Ad aprire le danze è Here Come The Girls un vecchio funky del 1970, inciso in origine da Ernie K. Doe, qui cantato da Neville e Trombone Shorty, in una orgia danzereccia di fiati sincopati ma anche solisti, voci femminili di supporto e ritmi scatenati (*NDB quelle dei video qui sopra non sono ovviamente le versioni dal disco di Stanton Moore, ma in rete non c’è; per cui “accontentatevi”). Life è un altro dei brani più noti di “Tousan” (come era affettuosamente chiamato il nostro), cantata di nuovo da Cyril, e con il ritmo mutato in un intricato 7/8, con il sassofonista Skerik e Payton a dividersi il proscenio nella jazzata parte centrale, poi è il turno delle coriste, mentre Stanton Moore imperversa con la sua maestria percussiva; in Java uno dei primi cavalli di battaglia di Toussaint, uno strumentale del 1958 si gusta la classe del trio Harrison, Payton e Trombone Shorty, in un brano che mischia gli stili e si trovava in un disco intitolato The Wild Sounds Of New Orleans, inutile dire che i solisti e tutta la band sono meravigliosi. All These Things è cantata da Kiki Chapman, una ballata notturna di struggente bellezza, cantata con grande pathos e voce spiegata da questa cantante che mi era ignota prima d’ora, ma è veramente bravissima, nell’originale cantava Art Neville, ma che voce anche lei ragazzi e Torkanowsky illumina la canzone con il suo pianoforte, che anche nei brani precedenti è comunque spesso al proscenio; per Night People arriva uno dei “concorrenti” principali nel funky americano, quel Maceo Parker che per anni ha suonato con James Brown, ma di certo non si tira indietro anche se c’è da soffiare nel suo sax sui ritmi tipici del funk made in New Orleans, con Neville di nuovo voce solista e  il gruppo di musicisti ancora a tutto groove.
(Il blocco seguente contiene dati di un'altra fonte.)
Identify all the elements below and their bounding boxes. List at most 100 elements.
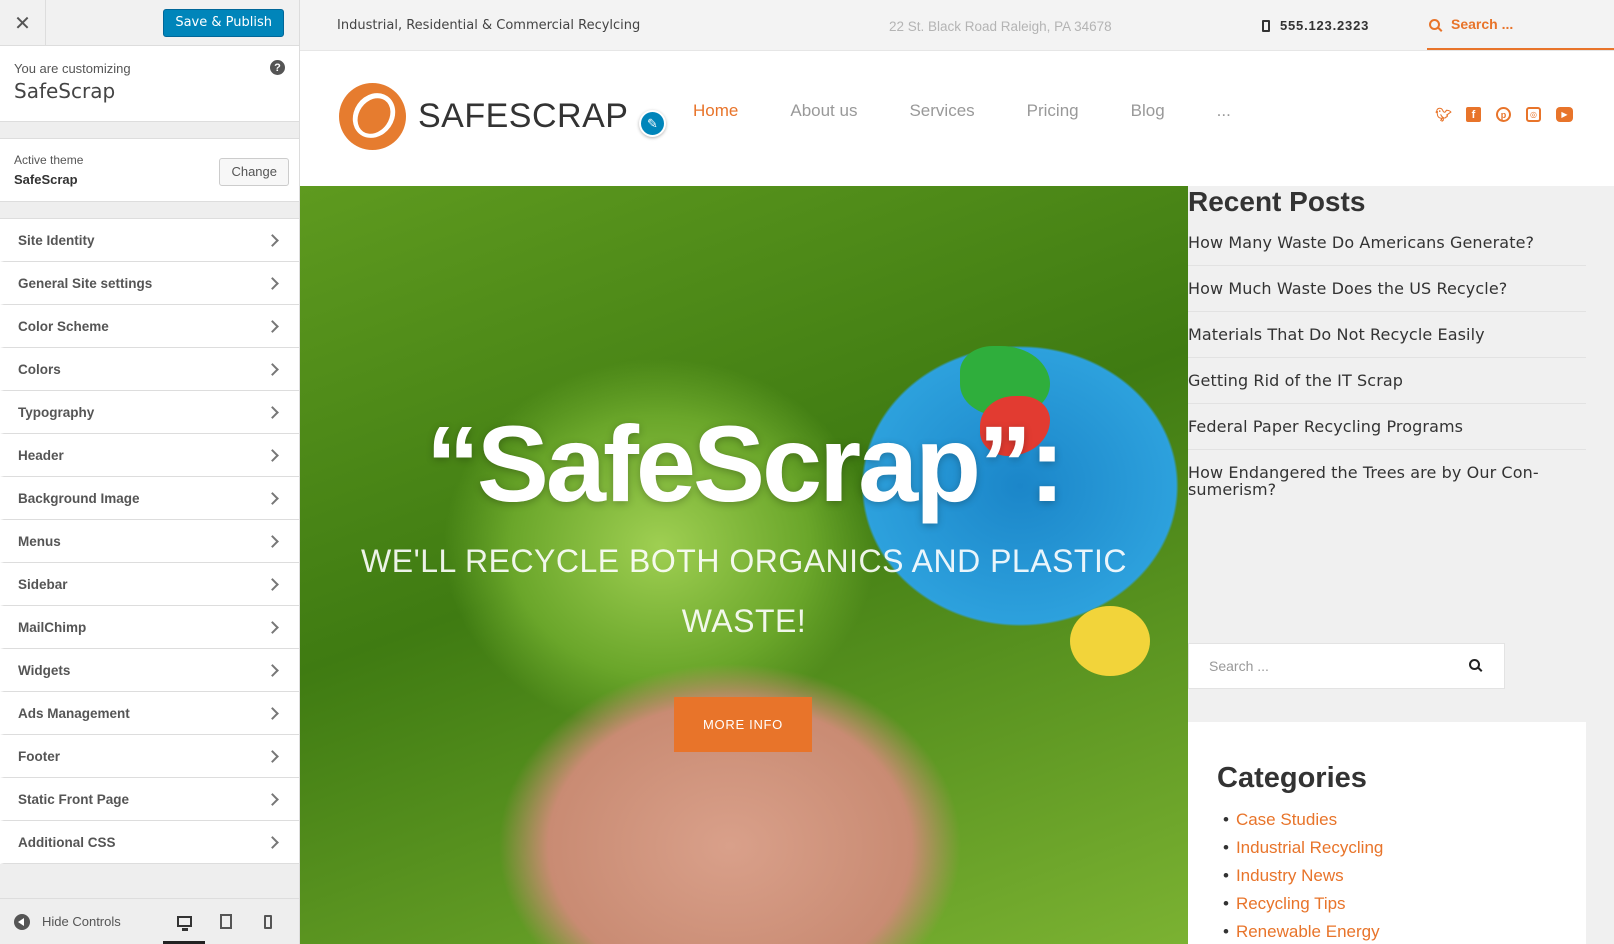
more-info-button[interactable]: MORE INFO [674,697,812,752]
customizer-footer: Hide Controls [0,898,299,944]
customizer-section-item[interactable]: Site Identity [0,219,299,262]
desktop-preview-button[interactable] [163,899,205,944]
customizer-section-item[interactable]: Background Image [0,477,299,520]
tablet-preview-button[interactable] [205,899,247,944]
customizer-section-item[interactable]: MailChimp [0,606,299,649]
device-preview-switcher [163,899,289,944]
customizer-section-item[interactable]: Footer [0,735,299,778]
collapse-icon [14,913,30,930]
header-search-placeholder: Search ... [1451,16,1514,32]
sidebar-search-input[interactable]: Search ... [1188,643,1505,689]
sidebar-search-placeholder: Search ... [1209,658,1269,674]
customizing-label: You are customizing [14,61,131,76]
categories-title: Categories [1217,762,1367,794]
site-tagline: Industrial, Residential & Commercial Rec… [337,18,641,33]
phone-number: 555.123.2323 [1280,18,1370,33]
site-navbar: SAFESCRAP ✎ Home About us Services Pricing B… [300,51,1614,186]
recent-posts-list: How Many Waste Do Americans Generate? How… [1188,218,1586,512]
menu-item[interactable]: About us [790,101,857,121]
category-link[interactable]: Renewable Energy [1217,922,1557,942]
pinterest-icon[interactable]: p [1496,107,1511,122]
chevron-right-icon [266,749,279,763]
section-label: Background Image [18,490,140,506]
chevron-right-icon [266,448,279,462]
chevron-right-icon [266,491,279,505]
header-search-input[interactable]: Search ... [1427,0,1614,50]
category-link[interactable]: Case Studies [1217,810,1557,830]
chevron-right-icon [266,835,279,849]
twitter-icon[interactable]: 🐦︎ [1435,107,1452,122]
logo-text: SAFESCRAP [418,97,629,135]
customizer-section-item[interactable]: Typography [0,391,299,434]
section-label: General Site settings [18,275,153,291]
chevron-right-icon [266,362,279,376]
site-address: 22 St. Black Road Raleigh, PA 34678 [889,19,1112,34]
customizer-panel: ✕ Save & Publish You are customizing Saf… [0,0,300,944]
section-label: Color Scheme [18,318,109,334]
customizer-section-item[interactable]: Static Front Page [0,778,299,821]
close-icon[interactable]: ✕ [0,0,46,46]
chevron-right-icon [266,577,279,591]
menu-item[interactable]: Services [909,101,974,121]
site-phone: 555.123.2323 [1262,18,1369,33]
recent-post-link[interactable]: How Much Waste Does the US Recycle? [1188,266,1586,312]
hero-subtitle: WE'LL RECYCLE BOTH ORGANICS AND PLASTIC … [361,543,1127,639]
category-link[interactable]: Industrial Recycling [1217,838,1557,858]
help-icon[interactable]: ? [270,60,285,75]
logo-mark-icon [339,83,406,150]
instagram-icon[interactable]: ◎ [1526,107,1541,122]
tablet-icon [220,914,232,929]
customizer-section-list: Site Identity General Site settings Color … [0,218,299,864]
customizer-section-item[interactable]: Header [0,434,299,477]
search-icon [1429,18,1440,30]
phone-icon [1262,19,1270,32]
edit-pencil-icon[interactable]: ✎ [639,110,666,137]
customizing-info: You are customizing SafeScrap ? [0,46,299,122]
customizer-section-item[interactable]: Sidebar [0,563,299,606]
customizer-section-item[interactable]: Widgets [0,649,299,692]
save-publish-button[interactable]: Save & Publish [163,9,284,37]
menu-item[interactable]: ... [1217,101,1231,121]
recent-post-link[interactable]: Getting Rid of the IT Scrap [1188,358,1586,404]
site-preview: Industrial, Residential & Commercial Rec… [300,0,1614,944]
section-label: Colors [18,361,61,377]
recent-post-link[interactable]: How Endangered the Trees are by Our Con-… [1188,450,1586,512]
facebook-icon[interactable]: f [1466,107,1481,122]
hero-title: “SafeScrap”: [425,403,1065,524]
search-icon[interactable] [1469,659,1480,670]
mobile-preview-button[interactable] [247,899,289,944]
youtube-icon[interactable]: ▶ [1556,107,1573,122]
site-sidebar: Recent Posts How Many Waste Do Americans… [1188,186,1614,944]
site-logo[interactable]: SAFESCRAP [339,83,628,150]
change-theme-button[interactable]: Change [219,158,289,186]
menu-item[interactable]: Blog [1131,101,1165,121]
social-links: 🐦︎ f p ◎ ▶ [1421,107,1573,122]
section-label: MailChimp [18,619,87,635]
section-label: Typography [18,404,95,420]
hide-controls-button[interactable]: Hide Controls [14,913,121,930]
section-label: Site Identity [18,232,95,248]
customizer-section-item[interactable]: Additional CSS [0,821,299,864]
chevron-right-icon [266,706,279,720]
customizer-section-item[interactable]: Colors [0,348,299,391]
mobile-icon [264,914,272,929]
section-label: Static Front Page [18,791,130,807]
recent-post-link[interactable]: Materials That Do Not Recycle Easily [1188,312,1586,358]
chevron-right-icon [266,663,279,677]
customizer-section-item[interactable]: Ads Management [0,692,299,735]
recent-post-link[interactable]: How Many Waste Do Americans Generate? [1188,218,1586,266]
menu-item[interactable]: Home [693,101,738,121]
recent-post-link[interactable]: Federal Paper Recycling Programs [1188,404,1586,450]
customizer-section-item[interactable]: General Site settings [0,262,299,305]
chevron-right-icon [266,534,279,548]
categories-list: Case Studies Industrial Recycling Industry… [1217,810,1557,942]
customizer-header: ✕ Save & Publish [0,0,299,46]
category-link[interactable]: Recycling Tips [1217,894,1557,914]
category-link[interactable]: Industry News [1217,866,1557,886]
section-label: Ads Management [18,705,130,721]
menu-item[interactable]: Pricing [1027,101,1079,121]
chevron-right-icon [266,620,279,634]
customizer-section-item[interactable]: Color Scheme [0,305,299,348]
customizer-section-item[interactable]: Menus [0,520,299,563]
hide-controls-label: Hide Controls [42,914,121,929]
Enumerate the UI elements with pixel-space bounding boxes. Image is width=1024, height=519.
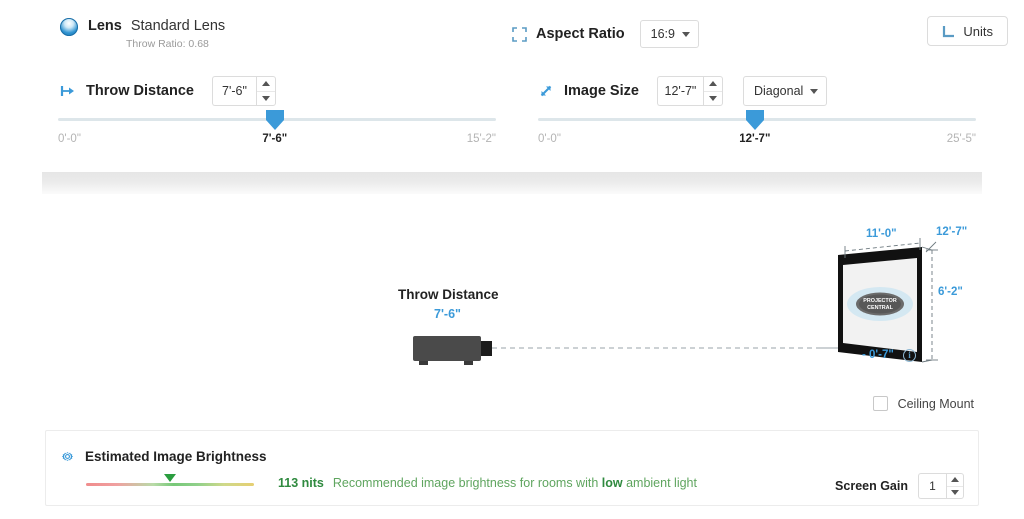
recommendation-emphasis: low [601,476,623,490]
brightness-nits-value: 113 nits [278,476,324,490]
image-size-input[interactable]: 12'-7" [656,76,703,106]
image-size-increment[interactable] [704,77,722,91]
image-size-slider-thumb[interactable] [744,109,766,131]
image-size-mode-select[interactable]: Diagonal [742,76,828,106]
horizontal-measure-icon [60,84,76,98]
gear-icon [60,449,75,464]
screen-graphic: PROJECTOR CENTRAL [838,247,922,362]
aspect-ratio-select[interactable]: 16:9 [639,20,699,48]
brightness-scale [86,474,254,486]
screen-gain-control: Screen Gain 1 [835,473,964,499]
triangle-up-icon [708,81,717,87]
size-slider-max-label: 25'-5" [946,133,976,145]
image-size-slider[interactable]: 0'-0" 12'-7" 25'-5" [538,110,976,149]
section-divider [42,172,982,194]
brightness-recommendation: Recommended image brightness for rooms w… [333,476,697,490]
lens-icon [60,18,78,36]
chevron-down-icon [681,31,690,37]
throw-distance-slider-thumb[interactable] [264,109,286,131]
throw-distance-label: Throw Distance [86,83,194,99]
size-slider-min-label: 0'-0" [538,133,561,145]
throw-distance-stepper[interactable]: 7'-6" [211,76,276,106]
size-slider-current-label: 12'-7" [739,133,771,145]
triangle-up-icon [951,477,959,483]
ceiling-mount-control[interactable]: Ceiling Mount [872,396,974,411]
screen-height-label: 6'-2" [938,286,963,298]
image-size-stepper[interactable]: 12'-7" [656,76,723,106]
screen-gain-stepper[interactable]: 1 [918,473,964,499]
brightness-gradient-bar [86,483,254,486]
screen-gain-label: Screen Gain [835,479,908,493]
image-size-control: Image Size 12'-7" Diagonal [538,76,828,106]
brightness-panel: Estimated Image Brightness 113 nits Reco… [45,430,979,506]
image-size-label: Image Size [564,83,639,99]
image-size-slider-track[interactable] [538,110,976,130]
screen-diagonal-label: 12'-7" [936,226,968,238]
throw-ratio-text: Throw Ratio: 0.68 [126,38,209,50]
brightness-header: Estimated Image Brightness [60,449,267,464]
info-icon[interactable]: i [903,349,916,362]
triangle-down-icon [708,95,717,101]
chevron-down-icon [810,88,819,94]
screen-gain-increment[interactable] [947,474,963,486]
throw-slider-current-label: 7'-6" [262,133,288,145]
image-size-mode-value: Diagonal [753,84,804,98]
units-label: Units [963,23,993,39]
lens-value[interactable]: Standard Lens [131,18,225,34]
throw-distance-increment[interactable] [257,77,275,91]
image-size-decrement[interactable] [703,90,722,106]
throw-slider-min-label: 0'-0" [58,133,81,145]
brightness-title: Estimated Image Brightness [85,449,267,464]
aspect-ratio-control: Aspect Ratio 16:9 [512,20,699,48]
lens-control: Lens Standard Lens [60,18,225,36]
triangle-down-icon [951,489,959,495]
screen-logo: PROJECTOR CENTRAL [847,287,913,321]
projection-diagram: Throw Distance 7'-6" PROJECTOR CENTRAL 1… [0,200,1024,415]
triangle-down-icon [261,95,270,101]
screen-gain-input[interactable]: 1 [918,473,946,499]
throw-distance-input[interactable]: 7'-6" [211,76,256,106]
lens-label: Lens [88,18,122,34]
screen-logo-line1: PROJECTOR [863,298,897,304]
screen-gain-decrement[interactable] [947,485,963,499]
recommendation-suffix: ambient light [626,476,697,490]
aspect-ratio-label: Aspect Ratio [536,26,625,42]
recommendation-prefix: Recommended image brightness for rooms w… [332,476,599,490]
ruler-icon [942,25,955,38]
controls-panel: Lens Standard Lens Throw Ratio: 0.68 Asp… [0,0,1024,160]
brightness-readout: 113 nits Recommended image brightness fo… [278,476,697,490]
screen-logo-line2: CENTRAL [867,305,893,311]
ceiling-mount-label: Ceiling Mount [897,396,974,411]
aspect-ratio-value: 16:9 [650,27,675,41]
diagonal-arrow-icon [538,83,554,99]
screen-width-label: 11'-0" [866,228,897,240]
triangle-up-icon [261,81,270,87]
vertical-offset-label: - 0'-7" [862,349,894,361]
throw-distance-decrement[interactable] [256,90,275,106]
throw-distance-slider-track[interactable] [58,110,496,130]
crop-frame-icon [512,26,527,42]
projector-graphic [413,336,492,365]
units-button[interactable]: Units [927,16,1008,46]
throw-slider-max-label: 15'-2" [466,133,496,145]
ceiling-mount-checkbox[interactable] [872,396,888,411]
throw-distance-slider[interactable]: 0'-0" 7'-6" 15'-2" [58,110,496,149]
throw-distance-control: Throw Distance 7'-6" [60,76,276,106]
brightness-marker-icon [164,474,176,482]
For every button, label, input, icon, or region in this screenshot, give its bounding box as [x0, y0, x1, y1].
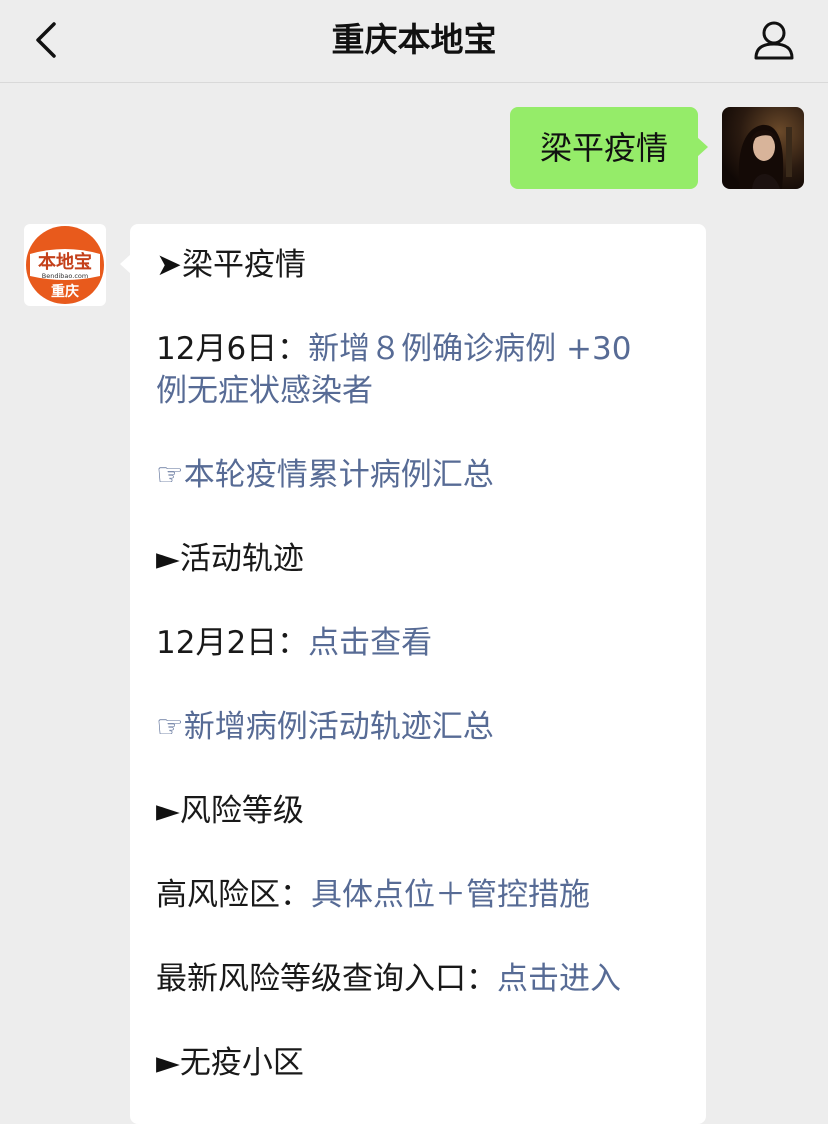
new-cases-link-cont[interactable]: 例无症状感染者 [156, 373, 373, 409]
logo-title: 本地宝 [38, 251, 92, 273]
section-heading-covid-free: ►无疫小区 [156, 1042, 696, 1084]
date-prefix: 12月6日： [156, 331, 309, 367]
section-title: 活动轨迹 [179, 541, 304, 577]
section-heading-outbreak: ➤梁平疫情 [156, 244, 696, 286]
nav-bar: 重庆本地宝 [0, 0, 828, 83]
risk-query-link[interactable]: 点击进入 [497, 961, 621, 997]
user-avatar-photo [722, 107, 804, 189]
section-heading-risk: ►风险等级 [156, 790, 696, 832]
risk-query-line: 最新风险等级查询入口：点击进入 [156, 958, 696, 1000]
chat-title: 重庆本地宝 [331, 20, 497, 59]
outgoing-message-text: 梁平疫情 [539, 129, 668, 167]
arrow-marker-icon: ➤ [156, 247, 182, 283]
section-title: 梁平疫情 [181, 247, 306, 283]
outgoing-message-bubble[interactable]: 梁平疫情 [510, 107, 708, 189]
section-title: 无疫小区 [179, 1045, 304, 1081]
pointing-hand-icon: ☞ [156, 709, 184, 745]
triangle-marker-icon: ► [156, 541, 180, 577]
person-icon [754, 21, 794, 60]
bot-avatar[interactable]: 本地宝 Bendibao.com 重庆 [24, 224, 106, 306]
high-risk-details-link[interactable]: 具体点位＋管控措施 [311, 877, 590, 913]
cumulative-cases-line: ☞本轮疫情累计病例汇总 [156, 454, 696, 496]
risk-query-prefix: 最新风险等级查询入口： [156, 961, 497, 997]
pointing-hand-icon: ☞ [156, 457, 184, 493]
profile-button[interactable] [748, 16, 800, 64]
section-title: 风险等级 [179, 793, 304, 829]
user-avatar[interactable] [722, 107, 804, 189]
incoming-message-bubble: ➤梁平疫情 12月6日：新增８例确诊病例 +30 例无症状感染者 ☞本轮疫情累计病… [120, 224, 706, 1124]
bendibao-logo: 本地宝 Bendibao.com 重庆 [26, 226, 104, 304]
tracks-summary-line: ☞新增病例活动轨迹汇总 [156, 706, 696, 748]
triangle-marker-icon: ► [156, 793, 180, 829]
new-cases-link[interactable]: 新增８例确诊病例 +30 [308, 331, 631, 367]
tracks-date-line: 12月2日：点击查看 [156, 622, 696, 664]
logo-city: 重庆 [51, 283, 79, 300]
date-prefix: 12月2日： [156, 625, 309, 661]
logo-domain: Bendibao.com [42, 272, 88, 280]
cumulative-cases-link[interactable]: 本轮疫情累计病例汇总 [184, 457, 494, 493]
triangle-marker-icon: ► [156, 1045, 180, 1081]
tracks-summary-link[interactable]: 新增病例活动轨迹汇总 [184, 709, 494, 745]
section-heading-tracks: ►活动轨迹 [156, 538, 696, 580]
view-tracks-link[interactable]: 点击查看 [308, 625, 432, 661]
high-risk-line: 高风险区：具体点位＋管控措施 [156, 874, 696, 916]
high-risk-prefix: 高风险区： [156, 877, 311, 913]
daily-update-line: 12月6日：新增８例确诊病例 +30 例无症状感染者 [156, 328, 696, 412]
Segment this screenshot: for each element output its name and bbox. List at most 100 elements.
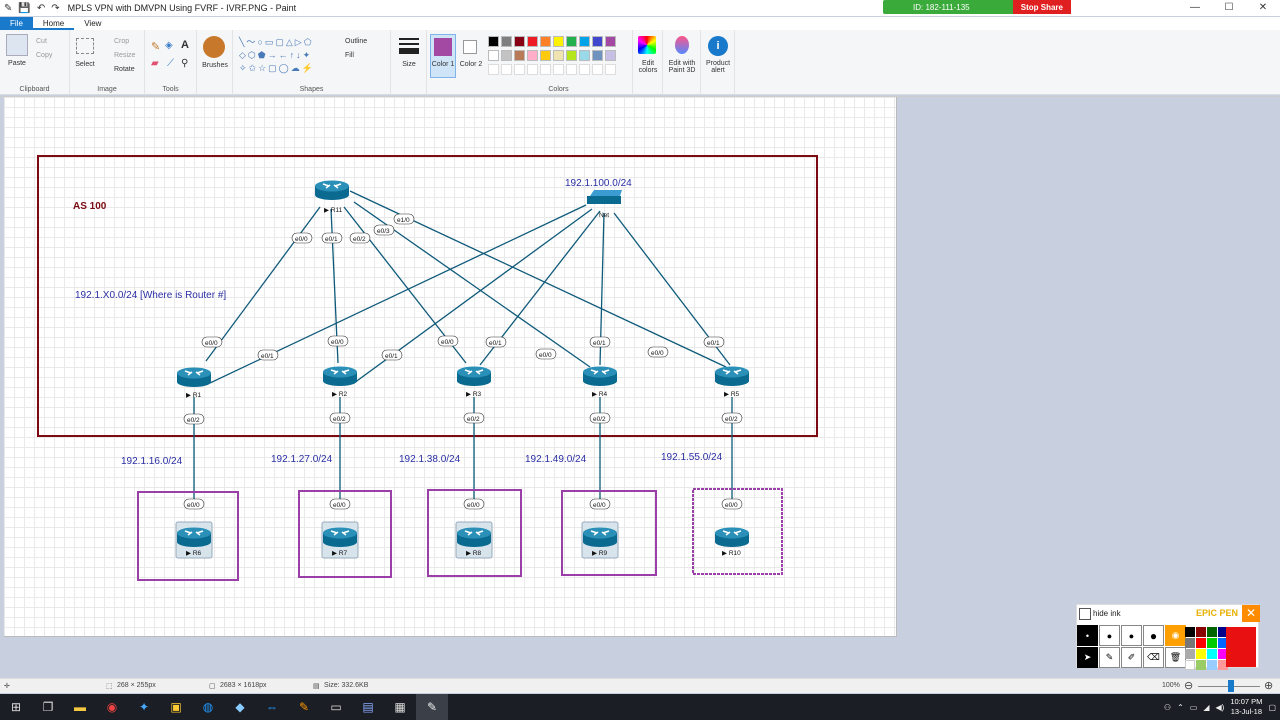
rainbow-icon[interactable] bbox=[638, 36, 656, 54]
app-icon-6[interactable]: ▤ bbox=[352, 694, 384, 720]
brush-icon[interactable] bbox=[203, 36, 225, 58]
tab-home[interactable]: Home bbox=[32, 17, 75, 30]
outline-button[interactable]: Outline bbox=[345, 38, 367, 45]
battery-icon[interactable]: ▭ bbox=[1190, 703, 1198, 712]
fill-icon[interactable]: ◈ bbox=[165, 40, 173, 51]
cut-button[interactable]: Cut bbox=[36, 38, 47, 45]
palette-swatch[interactable] bbox=[488, 36, 499, 47]
custom-color-slot[interactable] bbox=[579, 64, 590, 75]
stop-share-button[interactable]: Stop Share bbox=[1012, 0, 1071, 14]
maximize-button[interactable]: ☐ bbox=[1212, 0, 1246, 15]
network-icon[interactable]: ◢ bbox=[1203, 703, 1209, 712]
crop-button[interactable]: Crop bbox=[114, 38, 129, 45]
palette-swatch[interactable] bbox=[605, 36, 616, 47]
tray-chevron-icon[interactable]: ⌃ bbox=[1177, 703, 1184, 712]
magnifier-icon[interactable]: ⚲ bbox=[181, 58, 188, 69]
select-icon[interactable] bbox=[76, 38, 94, 54]
custom-color-slot[interactable] bbox=[514, 64, 525, 75]
size-button[interactable]: Size bbox=[395, 61, 423, 68]
palette-swatch[interactable] bbox=[553, 50, 564, 61]
shapes-gallery[interactable]: ╲〜○▭▢△▷⬠ ◇⬡⬟→←↑↓✦ ✧✩☆▢◯☁⚡ bbox=[239, 36, 339, 76]
custom-color-slot[interactable] bbox=[527, 64, 538, 75]
app-icon-3[interactable]: ◍ bbox=[192, 694, 224, 720]
palette-swatch[interactable] bbox=[579, 50, 590, 61]
palette-swatch[interactable] bbox=[501, 50, 512, 61]
redo-icon[interactable]: ↷ bbox=[51, 3, 59, 14]
palette-swatch[interactable] bbox=[605, 50, 616, 61]
palette-swatch[interactable] bbox=[553, 36, 564, 47]
trash-icon[interactable]: 🗑 bbox=[1165, 647, 1186, 668]
palette-swatch[interactable] bbox=[501, 36, 512, 47]
color2-swatch[interactable] bbox=[463, 40, 477, 54]
custom-color-slot[interactable] bbox=[553, 64, 564, 75]
paint-taskbar-icon[interactable]: ✎ bbox=[416, 694, 448, 720]
app-icon-1[interactable]: ✦ bbox=[128, 694, 160, 720]
select-button[interactable]: Select bbox=[72, 61, 98, 68]
palette-swatch[interactable] bbox=[527, 50, 538, 61]
palette-swatch[interactable] bbox=[488, 50, 499, 61]
cursor-icon[interactable]: ➤ bbox=[1077, 647, 1098, 668]
palette-swatch[interactable] bbox=[566, 50, 577, 61]
app-icon-2[interactable]: ▣ bbox=[160, 694, 192, 720]
tab-view[interactable]: View bbox=[74, 17, 111, 30]
highlighter-icon[interactable]: ✐ bbox=[1121, 647, 1142, 668]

E anche The Beat, fin dal titolo, è tutto un programma, ancora Cyril alla voce solista, che doveva cantare un solo brano, ma poi è rimasto coinvolto, alla grande, in quattro brani, nello specifico si tratta di un poemetto inedito di Allen Toussaint, su cui Neville declama i versi, mentre il liquido piano elettrico di Tork si muove sullo sfondo; Riverboat vira di nuovo verso notturni lidi jazzistici, uno strumentale raffinato che gira attorno agli assolo di Nicholas Payton e Donald Harrison jr., mentre Moore, Singleton e Moore lavorano di fino ai rispettivi strumenti. Everything I Do Gonh Be Funky (From Now On), di nuovo un titolo, un programma, era cantata in origine da uno dei preferiti di Toussaint, quel Lee Dorsey che non sempre viene ricordato tra i grandi del soul e del R&B (ma lo è), per l’occasione i musicisti, che si sono molto divertiti a registrare il disco, hanno cambiato il tempo del pezzo in un più complesso 5/4, assolo ancora di Maceo Parker; With You In My Mind è un’altra splendida ballata dove si apprezzano ancora il tocco vellutato del piano di David Torkanowsky e del basso di Singleton. A chiudere Southern Nights, un brano che fu un insospettato n°1 nelle classifiche per Glen Campbell, qui con Payton alla tromba e Tork all’organo e l’attore Wendell Pierce a recitarne i versi, strana ma “magica”, come tutto il disco. Esce oggi.